= Thomas Emes =

Thomas Emes (died 1707), known as "the prophet", was a quack doctor and millenarian who practiced as a surgeon among the poorer classes of England.

In the hope of obtaining notoriety he allied himself with the Camisards. He died at Old Street Square, London, 22 December 1707, and was buried on Christmas Day in Bunhill Fields.

==Resurrection prophesy==
"Under the operation of the Spirit" his brethren were enabled to prophesy that he would rise from his grave between twelve at noon and six in the evening of 25 May 1708. No clothing was to be provided, for rising "pure and innocent", it would not, they declared, "be esteem'd indecency for him to walk naked unto his habitation".

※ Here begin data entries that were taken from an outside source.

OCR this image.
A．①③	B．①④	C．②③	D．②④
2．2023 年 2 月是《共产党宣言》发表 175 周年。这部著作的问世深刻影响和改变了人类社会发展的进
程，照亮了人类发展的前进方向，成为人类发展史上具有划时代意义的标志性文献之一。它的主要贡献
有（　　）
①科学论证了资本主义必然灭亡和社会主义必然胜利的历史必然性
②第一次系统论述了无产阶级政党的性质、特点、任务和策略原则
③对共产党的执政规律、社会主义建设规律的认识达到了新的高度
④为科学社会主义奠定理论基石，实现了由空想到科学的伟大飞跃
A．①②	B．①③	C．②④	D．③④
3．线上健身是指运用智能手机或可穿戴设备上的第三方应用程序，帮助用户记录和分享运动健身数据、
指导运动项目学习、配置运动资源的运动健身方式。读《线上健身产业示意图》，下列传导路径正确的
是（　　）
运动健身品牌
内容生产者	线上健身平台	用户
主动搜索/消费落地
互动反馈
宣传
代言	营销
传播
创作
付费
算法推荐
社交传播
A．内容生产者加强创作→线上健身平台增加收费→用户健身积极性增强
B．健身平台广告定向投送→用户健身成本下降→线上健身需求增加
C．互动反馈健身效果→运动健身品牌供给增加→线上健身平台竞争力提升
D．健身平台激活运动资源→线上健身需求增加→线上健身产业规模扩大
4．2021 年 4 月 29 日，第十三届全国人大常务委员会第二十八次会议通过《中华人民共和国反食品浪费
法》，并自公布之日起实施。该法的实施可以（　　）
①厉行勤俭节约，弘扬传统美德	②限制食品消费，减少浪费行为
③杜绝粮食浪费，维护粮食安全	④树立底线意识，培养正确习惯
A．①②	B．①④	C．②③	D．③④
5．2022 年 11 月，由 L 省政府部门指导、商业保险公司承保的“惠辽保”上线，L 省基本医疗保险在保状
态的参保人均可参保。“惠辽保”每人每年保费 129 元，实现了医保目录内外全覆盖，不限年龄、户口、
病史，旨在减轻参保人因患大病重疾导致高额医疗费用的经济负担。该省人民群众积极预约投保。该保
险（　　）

Three days before the pretended resurrection the government, fearing disturbances, and to prevent any tricks being played, placed guards at the grave and about the cemetery.

==Works==
- A Dialogue between Alkali and Acid … wherein a late pretended new hypothesis, asserting Alkali the cause, and Acid the cure of all diseases, is proved groundless and dangerous. Being a specimen of the immodest self-applause, shameful contempt, and abuse of all physicians, gross mistakes and great ignorance of the pretender John Colbatch.
- A Letter to a Gentleman concerning Alkali and Acid. Being an answer to a late piece, intituled A Letter to a Physician concerning Acid and Alkali. To which is added, a Specimen of a new Hypothesis, for the sake of Lovers of Medicine, 1700
- The Atheist turn'd Deist, and the Deist turn'd Christian: or, the Reasonableness and Union of Natural and the True Christian Religion, London, 1698.